Gordon Clark listened to Faith’s message as he walked up the stairs to his apartment. He had to smile. Faith’s news wasn’t good, but the fact that she was reaching out for help and willing to admit that she wasn’t superhuman was a great sign. She had matured a lot since Clark had taken her—unwillingly at first—under her wing.

He would call her back in a few minutes, but first, he needed a shower. He had just returned from the latest Copycat Killer scene—victim number thirty. Once more, they had found nothing to help them advance the case. He was grateful that Faith would be looking into it. She had the sharpest mind he had ever seen in an investigator. With her looking at things from a new angle, he had no doubt they would make headway.

It didn’t worry him that Faith was stumped at the moment on her current case. She always was at first, but she always figured it out. She would get through this case, then she would help them get through the next one.

Preferably as lead investigator. He hadn’t shared this plan with anyone else, but he intended for Faith to take over the Copycat Killer investigation after she proved herself by finding leads in the file and doing so without going cowboy. He would make the case to the Boss and Desrouleaux. Desrouleaux wouldn’t fight him. He was nearing retirement, and whether he solved this case or he didn’t, he was likely done in a year or two. Chavez was new, and she didn’t expect to be made lead of anything for a while.

The Boss would be a harder sell. He still took Faith’s near-implosion personally, feeling that she had taken advantage of his repeated forgiveness and the endless second chances he gave her. Still, Gordon felt he could convince him. He was one of Faith’s biggest supporters prior to the Trammell case. He wanted to believe. Gordon could work with that.

He opened the door and walked inside. The lights were off to save electricity, and the room was pitch-black, but Gordon knew where everything was, so he navigated to the light switch without bumping into anything.
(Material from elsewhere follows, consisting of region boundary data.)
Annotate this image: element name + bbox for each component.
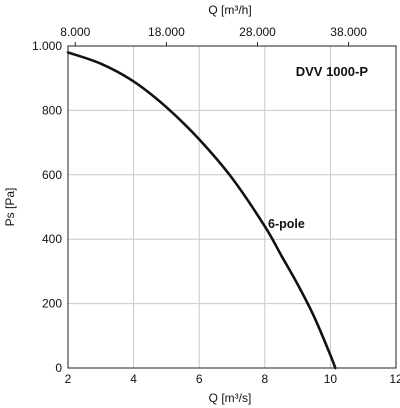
y-tick-label: 1.000	[32, 39, 62, 53]
x2-tick-label: 38.000	[330, 25, 367, 39]
plot-area	[68, 46, 396, 368]
y-tick-label: 0	[55, 361, 62, 375]
y-axis-label: Ps [Pa]	[3, 188, 17, 227]
x-tick-label: 8	[261, 372, 268, 386]
x2-tick-label: 18.000	[148, 25, 185, 39]
y-tick-label: 800	[42, 103, 62, 117]
y-tick-label: 600	[42, 168, 62, 182]
x-tick-label: 12	[389, 372, 400, 386]
x-tick-label: 6	[196, 372, 203, 386]
x2-tick-label: 28.000	[239, 25, 276, 39]
x-tick-label: 2	[65, 372, 72, 386]
x2-tick-label: 8.000	[60, 25, 90, 39]
x2-axis-label: Q [m³/h]	[208, 3, 251, 17]
x-tick-label: 4	[130, 372, 137, 386]
series-annotation: 6-pole	[268, 217, 305, 231]
x-axis-label: Q [m³/s]	[209, 391, 252, 405]
series-line-6-pole	[66, 51, 337, 370]
plot-border	[67, 45, 397, 369]
ticks: 2 4 6 8 10 12 8.000 18.000 28.000 38.000 0 200 400 60…	[32, 25, 400, 386]
chart-title: DVV 1000-P	[296, 64, 369, 79]
x-tick-label: 10	[324, 372, 338, 386]
y-tick-label: 400	[42, 232, 62, 246]
y-tick-label: 200	[42, 297, 62, 311]
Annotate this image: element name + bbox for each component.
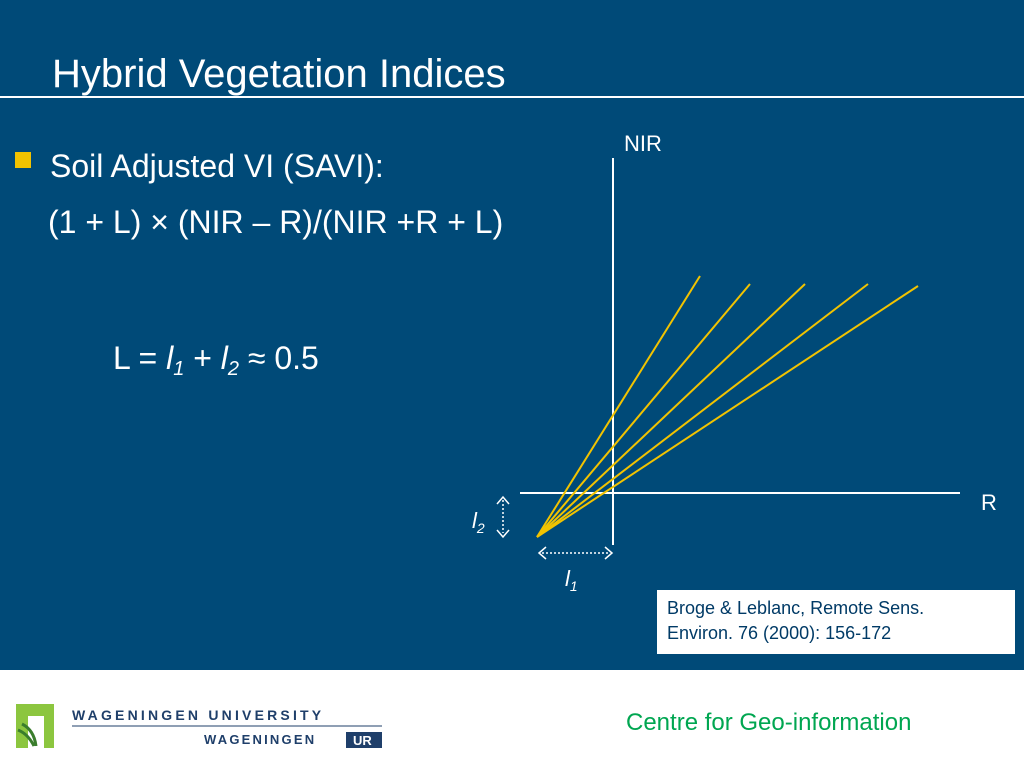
plus-sign: + xyxy=(193,340,212,376)
l1-label-symbol: l xyxy=(565,566,570,591)
title-divider xyxy=(0,96,1024,98)
l1-arrowhead-right xyxy=(604,546,614,560)
l-equation-rhs: ≈ 0.5 xyxy=(247,340,319,376)
slide-title: Hybrid Vegetation Indices xyxy=(52,52,506,96)
l2-arrowhead-bottom xyxy=(496,529,510,539)
citation-box: Broge & Leblanc, Remote Sens. Environ. 7… xyxy=(657,590,1015,654)
l2-label-symbol: l xyxy=(472,508,477,533)
ur-text: UR xyxy=(353,733,372,748)
l1-arrowhead-left xyxy=(537,546,547,560)
isoline-1 xyxy=(536,275,701,538)
l2-symbol: l xyxy=(220,340,228,376)
l2-label-subscript: 2 xyxy=(476,520,485,536)
l1-subscript: 1 xyxy=(173,358,185,380)
l1-label-subscript: 1 xyxy=(569,578,578,594)
isoline-5 xyxy=(536,285,919,538)
savi-formula: (1 + L) × (NIR – R)/(NIR +R + L) xyxy=(48,204,504,240)
l1-label: l1 xyxy=(565,566,578,599)
l1-symbol: l xyxy=(166,340,174,376)
r-axis-label: R xyxy=(981,490,997,515)
l2-arrowhead-top xyxy=(496,495,510,505)
isoline-group xyxy=(536,275,919,538)
bullet-text: Soil Adjusted VI (SAVI): xyxy=(50,148,384,184)
university-name: WAGENINGEN UNIVERSITY xyxy=(72,707,324,723)
nir-axis-label: NIR xyxy=(624,131,662,156)
isoline-2 xyxy=(536,283,751,538)
savi-diagram xyxy=(496,158,960,560)
l-equation: L = l1 + l2 ≈ 0.5 xyxy=(113,336,319,391)
bullet-square-icon xyxy=(15,152,31,168)
logo-leaf-icon xyxy=(17,722,38,747)
isoline-3 xyxy=(536,283,806,538)
wageningen-logo: WAGENINGEN UNIVERSITY WAGENINGEN UR xyxy=(16,704,382,748)
l2-label: l2 xyxy=(472,508,485,541)
sub-brand: WAGENINGEN xyxy=(204,732,316,747)
l2-subscript: 2 xyxy=(227,358,240,380)
citation-line-1: Broge & Leblanc, Remote Sens. xyxy=(667,598,925,618)
citation-line-2: Environ. 76 (2000): 156-172 xyxy=(667,623,892,643)
centre-name: Centre for Geo-information xyxy=(626,709,912,736)
slide: Hybrid Vegetation Indices Soil Adjusted … xyxy=(0,0,1024,670)
isoline-4 xyxy=(536,283,869,538)
l-equation-lhs: L = xyxy=(113,340,158,376)
ur-box xyxy=(346,732,382,748)
footer: WAGENINGEN UNIVERSITY WAGENINGEN UR Cent… xyxy=(0,670,1024,768)
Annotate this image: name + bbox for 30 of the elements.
He switched the light on just in time to see the silhouette of an attacker and a knife coming toward him. He moved instinctively, swiping at the knife. He missed, but he managed to get his shoulder in between the knife and his neck, so instead of being buried in his carotid, it glanced off of his collarbone, opening a nasty but not deadly cut.

He stepped forward and shoved his attacker back, tripping him over his heel. The attacker stumbled but didn’t fall. Gordon had time to register a few details—male, medium height, athletic build—but he couldn’t get much more than that. The attacker wore a black ski mask, gloves, and a long-sleeve shirt with jeans, which revealed nothing of his appearance other than gender. Clark couldn’t tell the attacker’s race or age, besides a rough estimate of between twenty and forty or a well-preserved fifty based on his athleticism.

Speaking of athleticism, the attacker recovered quickly and launched another attack. Clark parried the blow and launched a right cross that caused the man to stumble again. Once more, he recovered quickly and thrust with the knife.

Ignoring the searing pain in his shoulder, Clark parried blow after blow. He didn’t get a chance to counterattack after the first punch. His attacker was just too fast. He needed to find another way to stop the guy. He worked his way back into his living room where he had more space to work. Once there, he angled away from a knife thrust and threw a powerful left hook. The attacker ducked it and tried to come over the top with the knife.